Depending on who you ask, the growth stages businesses go through differ. Some people promote a growth cycle that contains five stages: existence, survival, success, take-off, and resource maturity.
Others suggest there are four stages: start-up, growth, maturity, and renewal/decline. A quick Google search will reveal plenty of other opinions about what exactly the growth phases businesses go through are.
What all these cycles have in common is they show a generalised version of how businesses grow. They also provide useful insights for business owners and managers who can look at the theories to gain insights into the types of challenges and opportunities their business may be about to face. This can be used alongside business growth measurements to help businesses prepare for the future.
The four stages of business growth
The four-stage theory splits growth into start-up, growth, maturity, and renewal/decline stages.
- In the startup phase, the company begins to find its place in the market. It needs to discover if there is room for its product or service and, if there is, what it needs to do to be successful. In this stage, companies generally have only a few employees who take on multiple roles. Challenges faced by companies during this phase include keeping hold of employees and making the best use of the limited cash available.

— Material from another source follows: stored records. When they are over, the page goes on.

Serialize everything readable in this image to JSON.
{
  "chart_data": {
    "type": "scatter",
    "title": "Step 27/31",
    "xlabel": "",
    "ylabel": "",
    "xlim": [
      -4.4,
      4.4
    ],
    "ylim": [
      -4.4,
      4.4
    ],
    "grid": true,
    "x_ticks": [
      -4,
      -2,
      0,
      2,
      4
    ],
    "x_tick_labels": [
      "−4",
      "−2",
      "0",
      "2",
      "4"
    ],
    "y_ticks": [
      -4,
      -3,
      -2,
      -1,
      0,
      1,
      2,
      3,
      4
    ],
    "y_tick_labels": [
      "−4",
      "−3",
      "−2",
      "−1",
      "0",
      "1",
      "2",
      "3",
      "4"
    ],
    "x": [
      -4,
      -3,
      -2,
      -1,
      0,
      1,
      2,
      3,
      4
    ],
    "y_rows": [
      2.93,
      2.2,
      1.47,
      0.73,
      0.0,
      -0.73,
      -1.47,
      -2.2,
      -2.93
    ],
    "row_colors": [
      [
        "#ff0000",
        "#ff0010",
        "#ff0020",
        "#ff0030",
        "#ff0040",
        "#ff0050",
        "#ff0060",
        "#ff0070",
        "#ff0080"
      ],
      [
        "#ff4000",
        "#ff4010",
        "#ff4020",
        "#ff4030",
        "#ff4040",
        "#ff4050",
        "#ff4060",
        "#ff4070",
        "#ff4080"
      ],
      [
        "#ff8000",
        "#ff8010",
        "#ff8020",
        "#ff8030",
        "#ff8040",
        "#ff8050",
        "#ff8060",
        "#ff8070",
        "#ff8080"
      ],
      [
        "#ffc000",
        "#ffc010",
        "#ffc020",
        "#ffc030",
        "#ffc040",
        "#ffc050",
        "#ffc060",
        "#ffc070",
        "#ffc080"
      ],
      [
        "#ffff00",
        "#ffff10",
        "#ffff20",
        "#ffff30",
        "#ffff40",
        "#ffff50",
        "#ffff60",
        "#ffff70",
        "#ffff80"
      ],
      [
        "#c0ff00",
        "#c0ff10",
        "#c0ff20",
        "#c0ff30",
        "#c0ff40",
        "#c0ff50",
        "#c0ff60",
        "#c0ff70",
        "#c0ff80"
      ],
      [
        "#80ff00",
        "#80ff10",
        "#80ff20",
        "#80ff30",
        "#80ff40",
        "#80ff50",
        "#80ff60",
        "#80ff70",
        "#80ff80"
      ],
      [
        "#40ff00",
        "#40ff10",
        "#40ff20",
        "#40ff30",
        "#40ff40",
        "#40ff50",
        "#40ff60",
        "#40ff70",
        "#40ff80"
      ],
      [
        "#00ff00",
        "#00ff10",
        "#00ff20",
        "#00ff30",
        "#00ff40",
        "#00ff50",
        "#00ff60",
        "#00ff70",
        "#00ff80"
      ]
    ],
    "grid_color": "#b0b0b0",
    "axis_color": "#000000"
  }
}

- When a company enters the growth stage it should have a solid business model and be working towards strengthening its market position. As the company grows, people must be hired to run the expanding sections of the business. The main challenge during this stage is balancing the increase in expenses required for growth with the still limited funds available.
- During the maturity stage, the company should be relatively stable. It should have procedures and teams in place that allow the business to run without too much input from the owner. The business should have plenty of cash allowing it to invest in opportunities such as new products or acquisitions. The main challenge is ensuring there is no complacency while staying ahead of competitors looking to disrupt the market.
- The renewal/decline stage is when stable businesses begin to see a decline in revenue. While it may not spell big trouble at first, at this point business owners should reinvest in the business to recement its market position, or, if the owners don’t have the motivation to do so, attempt to cash out before the situation worsens.